William Sampson has missed 4 of last 9 general elections, didn’t vote for Jimmy Davis in 2014

By David Wildstein, March 17 2021 3:23 pm

The choice of Bayonne Mayor Jimmy Davis to replace Assembly Majority Whip Nicholas Chiaravalloti (D-Bayonne) in the 31st district has never voted in a Democratic primary.

William B. Sampson IV, a 32-year-old crane operator and Longshoremen’s union official, didn’t register to vote in Bayonne until 2012, when he was 24, and has missed four of the nine general elections since then, records from the New Jersey’s Statewide Voter Registration System.

Sampson didn’t vote in general elections in 2013, 2014, 2015, and 2019, missing three of the last four races for the State Assembly seat he is currently seeking.

Chiaravalloti, once a top political ally of Davis, has fallen out of favor.  Davis told party leaders that he wants to exercise his unwritten prerogative to name Bayonne’s representative in the legislature.

Sampson did not vote in the May 2014 municipal election when Davis ousted incumbent Mayor Mark Smith.

Hudson County Democratic leaders are prepared to honor an agreement that gives the seat to the mayor of Bayonne.

Chiaravalloti went to the legislature in 2015 after Davis picked him to replace Assemblyman Jason O’Donnell (D-Bayonne).  O’Donnell had been an ally of Smith, who was unseated by Davis in 2014.

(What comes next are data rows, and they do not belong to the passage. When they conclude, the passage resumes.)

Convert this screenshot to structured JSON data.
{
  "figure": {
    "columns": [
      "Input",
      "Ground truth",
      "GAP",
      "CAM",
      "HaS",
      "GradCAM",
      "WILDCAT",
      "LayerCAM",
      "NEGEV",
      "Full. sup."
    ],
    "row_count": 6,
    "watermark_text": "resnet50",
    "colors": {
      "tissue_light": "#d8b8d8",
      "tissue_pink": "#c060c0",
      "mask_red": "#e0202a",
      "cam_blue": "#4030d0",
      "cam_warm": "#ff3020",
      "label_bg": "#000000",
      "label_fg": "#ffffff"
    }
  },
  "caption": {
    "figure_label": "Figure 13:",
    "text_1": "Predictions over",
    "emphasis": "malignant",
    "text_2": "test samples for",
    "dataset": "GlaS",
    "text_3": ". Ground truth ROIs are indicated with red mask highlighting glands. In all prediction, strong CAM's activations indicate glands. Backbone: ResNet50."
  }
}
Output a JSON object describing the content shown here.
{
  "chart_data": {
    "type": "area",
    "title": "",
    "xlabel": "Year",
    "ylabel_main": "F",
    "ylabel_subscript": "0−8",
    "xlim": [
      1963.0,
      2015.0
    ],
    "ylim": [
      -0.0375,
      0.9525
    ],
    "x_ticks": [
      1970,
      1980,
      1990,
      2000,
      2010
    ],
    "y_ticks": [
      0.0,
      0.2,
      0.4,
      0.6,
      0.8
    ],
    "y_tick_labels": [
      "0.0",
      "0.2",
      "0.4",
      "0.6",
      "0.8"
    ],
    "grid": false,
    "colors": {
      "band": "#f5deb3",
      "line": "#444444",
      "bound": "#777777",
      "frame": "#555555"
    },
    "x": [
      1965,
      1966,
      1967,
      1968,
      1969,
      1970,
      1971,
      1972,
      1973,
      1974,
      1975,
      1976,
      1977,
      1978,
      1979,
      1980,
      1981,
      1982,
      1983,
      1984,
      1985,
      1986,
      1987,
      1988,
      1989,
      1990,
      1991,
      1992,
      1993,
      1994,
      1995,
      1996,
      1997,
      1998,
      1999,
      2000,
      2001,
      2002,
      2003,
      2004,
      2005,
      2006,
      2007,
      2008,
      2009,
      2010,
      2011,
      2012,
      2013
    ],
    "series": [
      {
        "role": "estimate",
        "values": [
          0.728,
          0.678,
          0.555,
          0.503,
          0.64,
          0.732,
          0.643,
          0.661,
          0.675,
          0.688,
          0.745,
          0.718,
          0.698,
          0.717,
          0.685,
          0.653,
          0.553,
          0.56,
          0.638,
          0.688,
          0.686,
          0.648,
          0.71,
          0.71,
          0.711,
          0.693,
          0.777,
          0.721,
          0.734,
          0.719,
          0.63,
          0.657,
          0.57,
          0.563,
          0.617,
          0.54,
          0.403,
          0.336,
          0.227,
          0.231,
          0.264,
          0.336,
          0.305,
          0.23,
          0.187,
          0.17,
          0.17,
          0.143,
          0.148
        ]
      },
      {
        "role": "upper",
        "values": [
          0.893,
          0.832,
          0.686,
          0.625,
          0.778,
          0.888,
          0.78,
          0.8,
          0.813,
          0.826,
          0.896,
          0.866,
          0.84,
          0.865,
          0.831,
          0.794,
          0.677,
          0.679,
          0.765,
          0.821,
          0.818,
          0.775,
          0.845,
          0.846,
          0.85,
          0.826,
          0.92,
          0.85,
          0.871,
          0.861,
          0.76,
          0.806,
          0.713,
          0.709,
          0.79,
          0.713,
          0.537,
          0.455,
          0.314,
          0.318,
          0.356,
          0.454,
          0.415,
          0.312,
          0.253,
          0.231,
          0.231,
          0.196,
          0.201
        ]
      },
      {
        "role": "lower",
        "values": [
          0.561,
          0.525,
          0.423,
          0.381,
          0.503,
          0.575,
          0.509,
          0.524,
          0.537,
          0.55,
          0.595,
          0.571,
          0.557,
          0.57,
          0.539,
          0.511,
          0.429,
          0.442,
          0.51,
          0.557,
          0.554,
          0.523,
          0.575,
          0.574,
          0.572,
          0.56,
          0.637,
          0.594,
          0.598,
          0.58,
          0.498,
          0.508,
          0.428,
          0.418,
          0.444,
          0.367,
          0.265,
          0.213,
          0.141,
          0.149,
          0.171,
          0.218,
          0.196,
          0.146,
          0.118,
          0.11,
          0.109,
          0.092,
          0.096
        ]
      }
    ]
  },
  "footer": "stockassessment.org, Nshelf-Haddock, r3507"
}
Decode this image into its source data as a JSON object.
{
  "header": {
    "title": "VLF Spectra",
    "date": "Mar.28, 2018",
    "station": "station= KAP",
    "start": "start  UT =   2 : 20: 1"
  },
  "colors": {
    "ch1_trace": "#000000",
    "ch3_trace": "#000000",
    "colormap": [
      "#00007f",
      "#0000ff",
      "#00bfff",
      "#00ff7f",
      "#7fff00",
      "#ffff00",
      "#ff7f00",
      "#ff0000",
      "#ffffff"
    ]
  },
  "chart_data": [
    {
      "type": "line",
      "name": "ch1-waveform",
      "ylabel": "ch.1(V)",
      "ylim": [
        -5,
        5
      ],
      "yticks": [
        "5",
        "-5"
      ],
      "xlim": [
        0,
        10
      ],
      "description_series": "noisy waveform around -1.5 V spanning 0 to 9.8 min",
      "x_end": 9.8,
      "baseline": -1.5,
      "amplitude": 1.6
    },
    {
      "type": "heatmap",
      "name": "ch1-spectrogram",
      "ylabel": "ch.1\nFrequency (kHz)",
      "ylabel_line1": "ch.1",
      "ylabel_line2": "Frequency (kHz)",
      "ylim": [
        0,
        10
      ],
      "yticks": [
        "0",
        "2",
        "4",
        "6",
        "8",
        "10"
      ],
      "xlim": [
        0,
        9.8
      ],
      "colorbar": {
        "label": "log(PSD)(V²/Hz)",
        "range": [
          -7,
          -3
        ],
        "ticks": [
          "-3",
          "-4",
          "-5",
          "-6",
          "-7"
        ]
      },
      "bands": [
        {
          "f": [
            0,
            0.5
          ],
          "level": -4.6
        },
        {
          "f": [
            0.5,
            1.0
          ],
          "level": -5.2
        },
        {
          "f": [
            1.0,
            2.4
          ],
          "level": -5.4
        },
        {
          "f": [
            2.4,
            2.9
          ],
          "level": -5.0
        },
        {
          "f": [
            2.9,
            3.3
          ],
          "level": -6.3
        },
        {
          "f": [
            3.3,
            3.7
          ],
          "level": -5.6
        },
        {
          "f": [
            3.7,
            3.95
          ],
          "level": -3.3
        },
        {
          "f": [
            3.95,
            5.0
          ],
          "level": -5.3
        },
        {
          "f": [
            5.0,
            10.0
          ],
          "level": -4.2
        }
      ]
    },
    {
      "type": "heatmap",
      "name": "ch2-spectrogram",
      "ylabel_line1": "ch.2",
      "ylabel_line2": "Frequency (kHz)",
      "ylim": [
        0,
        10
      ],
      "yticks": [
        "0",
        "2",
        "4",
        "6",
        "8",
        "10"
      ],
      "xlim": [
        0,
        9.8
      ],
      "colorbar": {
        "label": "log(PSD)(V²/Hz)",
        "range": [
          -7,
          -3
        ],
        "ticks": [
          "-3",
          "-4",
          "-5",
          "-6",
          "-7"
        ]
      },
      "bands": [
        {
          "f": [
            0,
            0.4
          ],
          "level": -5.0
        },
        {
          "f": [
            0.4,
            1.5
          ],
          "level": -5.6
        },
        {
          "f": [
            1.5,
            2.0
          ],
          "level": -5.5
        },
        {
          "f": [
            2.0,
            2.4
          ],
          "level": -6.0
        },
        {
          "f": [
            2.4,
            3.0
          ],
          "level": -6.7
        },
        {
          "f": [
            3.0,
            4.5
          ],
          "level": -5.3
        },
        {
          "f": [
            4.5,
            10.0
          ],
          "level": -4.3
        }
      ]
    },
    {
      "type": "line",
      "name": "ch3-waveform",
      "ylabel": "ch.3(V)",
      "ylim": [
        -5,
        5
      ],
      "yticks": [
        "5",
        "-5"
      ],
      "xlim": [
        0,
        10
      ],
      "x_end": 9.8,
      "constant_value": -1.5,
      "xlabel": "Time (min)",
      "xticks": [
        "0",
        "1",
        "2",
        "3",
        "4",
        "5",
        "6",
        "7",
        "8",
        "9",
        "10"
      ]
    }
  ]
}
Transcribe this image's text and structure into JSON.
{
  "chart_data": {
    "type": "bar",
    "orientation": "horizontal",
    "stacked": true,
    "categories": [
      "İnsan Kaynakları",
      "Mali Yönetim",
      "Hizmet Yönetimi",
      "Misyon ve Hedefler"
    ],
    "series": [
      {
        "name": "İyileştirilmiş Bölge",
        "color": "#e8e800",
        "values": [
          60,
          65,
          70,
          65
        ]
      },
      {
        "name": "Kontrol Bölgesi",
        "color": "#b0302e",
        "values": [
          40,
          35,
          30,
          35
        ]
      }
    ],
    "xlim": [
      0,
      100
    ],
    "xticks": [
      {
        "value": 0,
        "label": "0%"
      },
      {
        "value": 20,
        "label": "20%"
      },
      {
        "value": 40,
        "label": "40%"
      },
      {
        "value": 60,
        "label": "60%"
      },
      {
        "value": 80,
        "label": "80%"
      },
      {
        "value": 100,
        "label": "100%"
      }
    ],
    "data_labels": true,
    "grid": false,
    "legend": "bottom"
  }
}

Sampson’s failure to actually vote in elections came under the backdrop of his role as the political liaison to the International Longshoremen’s Association Local 1588, which operates at the Port of Bayonne.

A 1:05 PM call to Sampson’s personal cell phone was promptly returned by his mother, who promised that the Assembly candidate would call back within an hour.  He did not.

The fledgling candidate’s shoddy voting record could be a problem if there is a last ditch effort to save Chiaravalloti.

“Party leaders who go along with a broken candidate selection process run the risk of shooting themselves in the foot,” said Micah Rasmussen, the director of the Rebovich Institute for New Jersey Politics at Rider University.  “It’s still more fodder for reformers who argue party leaders exercise their powers recklessly or with impunity, which by the way is incredibly frustrating for those who argue a party’s organizers do have a proper role to play in selecting candidates.  This isn’t it.”

Still, the 31st district, which includes Bayonne and part of Jersey City, is one of the most heavily Democratic in the state.  A Republican hasn’t represented Bayonne in the New Jersey legislature since GOP incumbents elected on Warren Harding’s coattails in 1920 all lost re-election in 1921.

In a resume supplied to Hudson County Democrats, Sampson touts his “great attendance,” his ability to “manage time effectively,” and his “proven ability to handle multiple priorities in an effective manner.”  Among his “key qualifications,” Sampson says, is that he “adheres to policies and procedures at all times.”